Branch target predictor
From Wikipedia, the free encyclopedia
In computer architecture, a branch target predictor is the part of a processor that predicts the target of a conditional branch or unconditional jump instruction before that instruction has been fetched from the instruction cache. The instruction cache is a specialized kind of CPU cache.
Branch target prediction is not the same as branch prediction. Branch prediction attempts to guess whether the branch will be taken or not. Branch target prediction attempts to guess the target of the branch or unconditional jump before it is computed from parsing the instruction itself.
In more parallel processor designs, as the instruction cache latency grows longer and the fetch width grows wider, branch target extraction becomes a bottleneck. The recurrence is:
- Instruction cache fetches block of instructions
- Instructions in block are scanned to identify branches
- First predicted taken branch is identified
- Target of that branch is computed
- Instruction fetch restarts at branch target
In machines where this recurrence takes two cycles, the machine loses one full cycle of fetch after every predicted taken branch. As predicted branches happen every 10 instructions or so, this can force a substantial drop in fetch bandwidth. Some machines with longer instruction cache latencies would have an even larger loss. To ameliorate the loss, some machines implement branch target prediction: given the address of a branch, they predict the target of that branch.

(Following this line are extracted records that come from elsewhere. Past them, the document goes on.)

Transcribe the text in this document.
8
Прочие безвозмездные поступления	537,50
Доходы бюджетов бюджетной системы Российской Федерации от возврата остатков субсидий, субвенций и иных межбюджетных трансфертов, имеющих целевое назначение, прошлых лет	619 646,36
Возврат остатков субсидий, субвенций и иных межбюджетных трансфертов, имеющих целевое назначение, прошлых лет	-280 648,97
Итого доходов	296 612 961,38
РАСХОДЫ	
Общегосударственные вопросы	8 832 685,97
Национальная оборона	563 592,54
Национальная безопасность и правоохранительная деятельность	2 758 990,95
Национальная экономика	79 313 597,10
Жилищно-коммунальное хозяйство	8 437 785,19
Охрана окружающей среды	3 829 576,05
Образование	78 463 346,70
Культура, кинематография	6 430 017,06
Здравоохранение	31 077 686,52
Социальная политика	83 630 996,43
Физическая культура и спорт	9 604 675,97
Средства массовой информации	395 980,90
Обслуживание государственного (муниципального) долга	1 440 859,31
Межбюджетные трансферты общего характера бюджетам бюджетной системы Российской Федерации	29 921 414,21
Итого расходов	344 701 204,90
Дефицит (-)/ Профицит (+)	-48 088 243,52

A refinement of the idea predicts the start of a sequential run of instructions given the address of the start of the previous sequential run of instructions.
This predictor reduces the recurrence above to:
- Hash the address of the first instruction in a run
- Fetch the prediction for the addresses of the targets of branches in that run of instructions
- Select the address corresponding to the branch predicted taken
As the predictor RAM can be 5-10% of the size of the instruction cache, the fetch happens much faster than the instruction cache fetch, and so this recurrence is much faster. If it were not fast enough, it could be parallelized, by predicting target addresses of target branches.